The creatures we fear are also aiding the development of drugs for diabetes, cancer, neurological disorders and inflammatory diseases. 

Earlier this year, scientists from California devised nanoparticles that sop up a variety of common venom toxins in test tube studies, a key stride in coming up with the first ever broad-spectrum snake antivenom. Yet for all the dangers that venomous snakes—and spiders—pose, they also play a role in fighting disease.

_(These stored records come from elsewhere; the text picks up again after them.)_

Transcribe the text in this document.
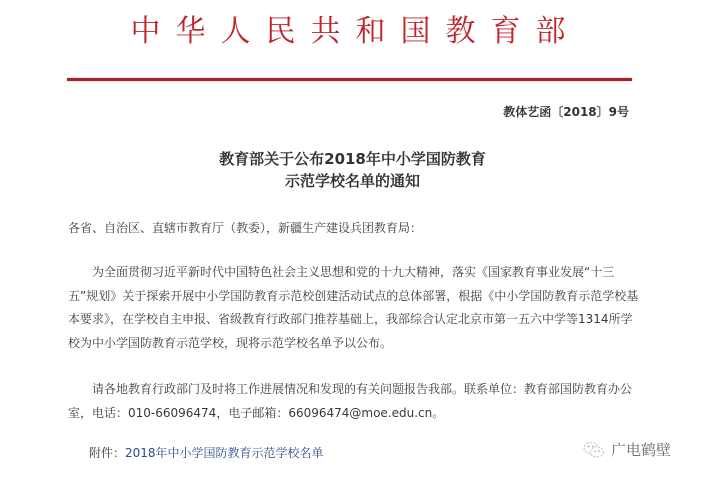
中华人民共和国教育部
教体艺函〔2018〕9号
教育部关于公布2018年中小学国防教育
示范学校名单的通知
各省、自治区、直辖市教育厅（教委），新疆生产建设兵团教育局：
为全面贯彻习近平新时代中国特色社会主义思想和党的十九大精神，落实《国家教育事业发展“十三五”规划》关于探索开展中小学国防教育示范校创建活动试点的总体部署，根据《中小学国防教育示范学校基本要求》，在学校自主申报、省级教育行政部门推荐基础上，我部综合认定北京市第一五六中学等1314所学校为中小学国防教育示范学校，现将示范学校名单予以公布。
请各地教育行政部门及时将工作进展情况和发现的有关问题报告我部。联系单位：教育部国防教育办公室，电话：010-66096474，电子邮箱：66096474@moe.edu.cn。
附件：2018年中小学国防教育示范学校名单	广电鹤壁
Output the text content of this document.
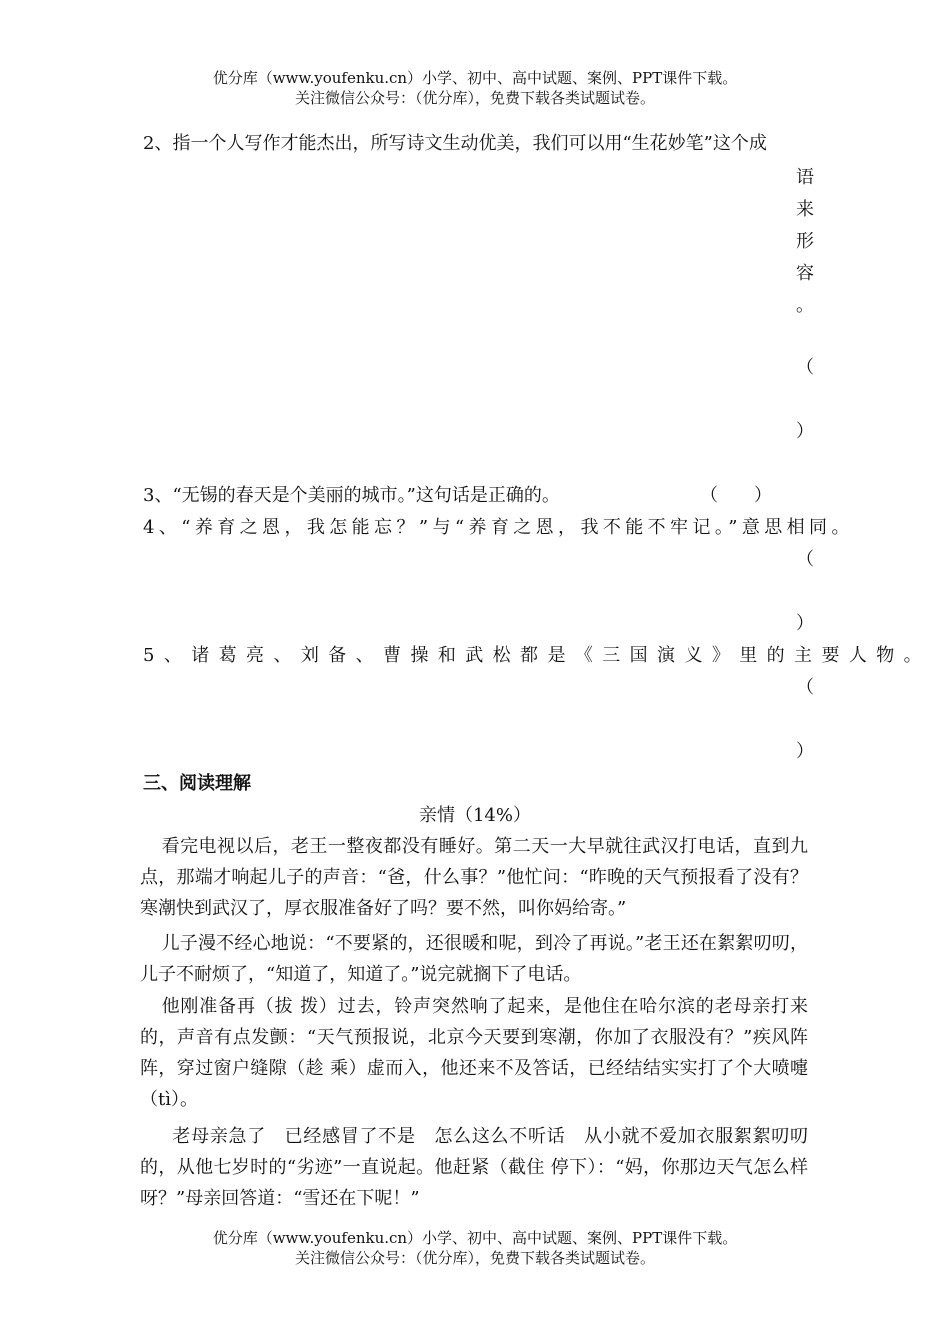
优分库（www.youfenku.cn）小学、初中、高中试题、案例、PPT课件下载。
关注微信公众号：（优分库），免费下载各类试题试卷。
2、指一个人写作才能杰出，所写诗文生动优美，我们可以用“生花妙笔”这个成
语
来
形
容
。
（
）
3、“无锡的春天是个美丽的城市。”这句话是正确的。	（　　）
4、“养育之恩，我怎能忘？”与“养育之恩，我不能不牢记。”意思相同。
（
）
5、诸葛亮、刘备、曹操和武松都是《三国演义》里的主要人物。
（
）
三、阅读理解
亲情（14%）
看完电视以后，老王一整夜都没有睡好。第二天一大早就往武汉打电话，直到九点，那端才响起儿子的声音：“爸，什么事？”他忙问：“昨晚的天气预报看了没有？寒潮快到武汉了，厚衣服准备好了吗？要不然，叫你妈给寄。”
儿子漫不经心地说：“不要紧的，还很暖和呢，到冷了再说。”老王还在絮絮叨叨，儿子不耐烦了，“知道了，知道了。”说完就搁下了电话。
他刚准备再（拔 拨）过去，铃声突然响了起来，是他住在哈尔滨的老母亲打来的，声音有点发颤：“天气预报说，北京今天要到寒潮，你加了衣服没有？”疾风阵阵，穿过窗户缝隙（趁 乘）虚而入，他还来不及答话，已经结结实实打了个大喷嚏（tì）。
老母亲急了　已经感冒了不是　怎么这么不听话　从小就不爱加衣服絮絮叨叨的，从他七岁时的“劣迹”一直说起。他赶紧（截住 停下）：“妈，你那边天气怎么样呀？”母亲回答道：“雪还在下呢！”
优分库（www.youfenku.cn）小学、初中、高中试题、案例、PPT课件下载。
关注微信公众号：（优分库），免费下载各类试题试卷。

Poisonous organisms and the toxic effect of their venom have long been objects of both fear and fascination. The evolution of venom systems is remarkably poorly understood despite their biological uniqueness and medical importance. Venom systems are key evolutionary innovations in a broad phylogenetic range of animal lineages, and are used for defense, competitor deterrence, and predation.

Owing to their worldwide distribution, reptiles are among the most familiar venomous animals, but numerous other organisms on land and sea are equipped with venomous fangs, spines, barbs, or tentacles for the purposes of aggression, defense, or digestion. In addition to the extensively studied, medically-important classes (snakes, scorpions, and spiders), other venomous animals include sea anemones, jellyfish, sea snails, cephalopods, centipedes, several insect orders, echinoderms, fish, lizards, and even some mammals (lorises, platypuses, and shrews).

Targets of venom action include virtually all major physiological pathways and tissue types accessible by the bloodstream. Venoms of snakes contain at least 25 enzymes, inorganic substances, and small amounts of metal. In most species, the most lethal component of the venom is a peptide constituent.

Some of the more important enzymes of reptiles include: proteolytic enzymes, phosphomonoesterase, arginine ester hydrolase, phosphodiesterase, thrombinlike enzyme, acetylcholinesterase, collagenase, RNase/DNase, hyaluronidase, 5’-Nucleotidase, L-Amino acid oxidase, and many more. Such enzymes catalyze the breakdown of tissue proteins and peptides but the pharmaceutical / toxicologic properties of many of these enzymes have not been well characterized.

While venoms can be used as a means to destroy life, they can also be used to save life.

  • Antivenin (Antivenom) Immunotherapy: A serum composed of purified antibodies that is commercially produced to neutralize the effects a venom-laced bite or sting.
  •  Integrilin: A cyclic heptapeptide derived from a protein in the venom of the pygmy rattlesnake. The product was launched by Schering Plough in 1998 and approved for anticoagulation in patients with Acute Coronary Syndrome.
  • Exendin-4: A peptide initially derived from the salivary secretions of the Gila monster (see picture below). In 1982, it was observed that the crude venom of the Gila monster (Heloderma suspectum) was a potent pancreatic stimulator of insulin. Purification and sequencing of the active factors mediating this effect led to the discovery of the peptide exendin-4, a 39-amino acid GLP-1 receptor agonist sharing ~53% homology with native GLP-1 and VIP. This peptide possesses glucoregulatory actions similar to GLP-1 and is resistant to degradation activity of DPP-IV because of a different amino acid sequence. The result is longer duration of action in vivo compared to native GLP-1. Byetta (exenatide) is approved for the treatment of type 2 diabetes. 

Other areas of research looking at applying venom therapeutically include analgesia, cancer, neurological disorders, and inflammatory diseases.

The nature we occasionally fear continues to provide inspiration and aid to drug developers, who, even with the advent of new technologies, cannot match its complexity and diversity.

A version of this blog first appeared in the American Association of Pharmaceutical Scientists blog.